Lucy::Search::Compiler - Query-to-Matcher compiler.

SYNOPSIS

# (Compiler is an abstract base class.)
package MyCompiler;
use base qw( Lucy::Search::Compiler );

sub make_matcher {
    my $self = shift;
    return MyMatcher->new( @_, compiler => $self );
}

DESCRIPTION

The purpose of the Compiler class is to take a specification in the form of a Query object and compile a Matcher object that can do real work.

The simplest Compiler subclasses – such as those associated with constant-scoring Query types – might simply implement a make_matcher() method which passes along information verbatim from the Query to the Matcher’s constructor.

However it is common for the Compiler to perform some calculations which affect it’s “weight” – a floating point multiplier that the Matcher will factor into each document’s score. If that is the case, then the Compiler subclass may wish to override get_weight(), sum_of_squared_weights(), and apply_norm_factor().

Compiling a Matcher is a two stage process.

The first stage takes place during the Compiler’s construction, which is where the Query object meets a Searcher object for the first time. Searchers operate on a specific document collection and they can tell you certain statistical information about the collection – such as how many total documents are in the collection, or how many documents in the collection a particular term is present in. Lucy’s core Compiler classes plug this information into the classic TF/IDF weighting algorithm to adjust the Compiler’s weight; custom subclasses might do something similar.
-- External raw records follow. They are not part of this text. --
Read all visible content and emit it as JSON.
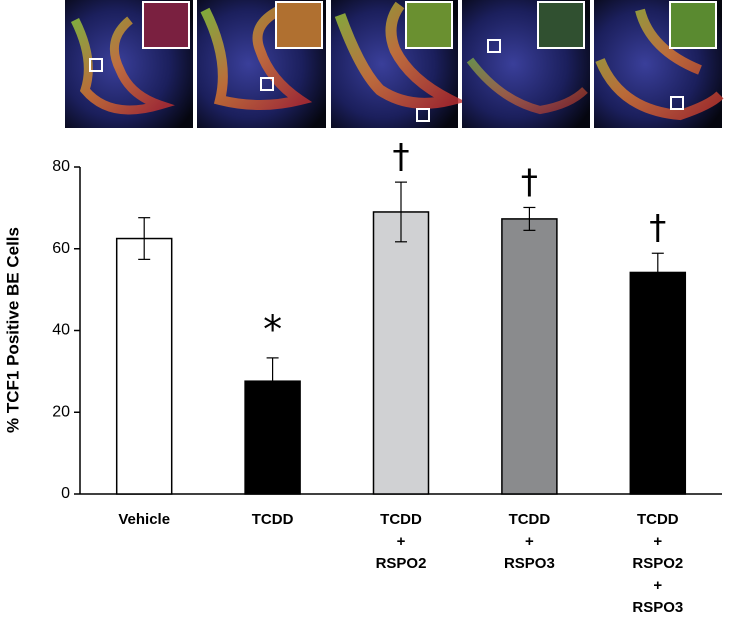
{
  "chart_data": {
    "type": "bar",
    "y_label": "% TCF1 Positive BE Cells",
    "categories": [
      [
        "Vehicle"
      ],
      [
        "TCDD"
      ],
      [
        "TCDD",
        "+",
        "RSPO2"
      ],
      [
        "TCDD",
        "+",
        "RSPO3"
      ],
      [
        "TCDD",
        "+",
        "RSPO2",
        "+",
        "RSPO3"
      ]
    ],
    "values": [
      62.5,
      27.6,
      69,
      67.3,
      54.2
    ],
    "errors": [
      5.1,
      5.7,
      7.3,
      2.8,
      4.7
    ],
    "colors": [
      "#ffffff",
      "#000000",
      "#d0d1d3",
      "#8a8b8d",
      "#000000"
    ],
    "annotations": [
      null,
      "*",
      "†",
      "†",
      "†"
    ],
    "ylim": [
      0,
      80
    ],
    "yticks": [
      0,
      20,
      40,
      60,
      80
    ]
  }
}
The second stage of compilation is make_matcher(), method, which is where the Compiler meets a SegReader object. SegReaders are associated with a single segment within a single index on a single machine, and are thus lower-level than Searchers, which may represent a document collection spread out over a search cluster (comprising several indexes and many segments). The Compiler object can use new information supplied by the SegReader – such as whether a term is missing from the local index even though it is present within the larger collection represented by the Searcher – when figuring out what to feed to the Matchers’s constructor, or whether make_matcher() should return a Matcher at all.

CONSTRUCTORS

new

my $compiler = MyCompiler->SUPER::new(
    parent     => $my_query,
    searcher   => $searcher,
    similarity => $sim,        # default: undef
    boost      => undef,       # default: see below
);

Abstract constructor.

  • parent - The parent Query.

  • searcher - A Lucy::Search::Searcher, such as an IndexSearcher.

  • similarity - A Similarity.

  • boost - An arbitrary scoring multiplier. Defaults to the boost of the parent Query.

ABSTRACT METHODS

make_matcher

$compiler->make_matcher(
    reader     => $seg_reader,  # required
    need_score => $bool,        # required
);

Factory method returning a Matcher.

  • reader - A SegReader.

  • need_score - Indicate whether the Matcher must implement score().

Returns: a Matcher, or undef if the Matcher would have matched no documents.

METHODS

get_weight

$compiler->get_weight();

Return the Compiler’s numerical weight, a scoring multiplier. By default, returns the object’s boost.

get_similarity

$compiler->get_similarity();

Accessor for the Compiler’s Similarity object.

get_parent

$compiler->get_parent();

Accessor for the Compiler’s parent Query object.

sum_of_squared_weights

$compiler->sum_of_squared_weights();

Compute and return a raw weighting factor. (This quantity is used by normalize()). By default, simply returns 1.0.

apply_norm_factor

$compiler->apply_norm_factor($factor);

Apply a floating point normalization multiplier. For a TermCompiler, this involves multiplying its own weight by the supplied factor; combining classes such as ORCompiler would apply the factor recursively to their children.

The default implementation is a no-op; subclasses may wish to multiply their internal weight by the supplied factor.

  • factor - The multiplier.

normalize

$compiler->normalize();

Take a newly minted Compiler object and apply query-specific normalization factors. Should be invoked by Query subclasses during make_compiler() for top-level nodes.

For a TermQuery, the scoring formula is approximately:

(tf_d * idf_t / norm_d) * (tf_q * idf_t / norm_q)

normalize() is theoretically concerned with applying the second half of that formula to a the Compiler’s weight. What actually happens depends on how the Compiler and Similarity methods called internally are implemented.

INHERITANCE

Lucy::Search::Compiler isa Lucy::Search::Query isa Clownfish::Obj.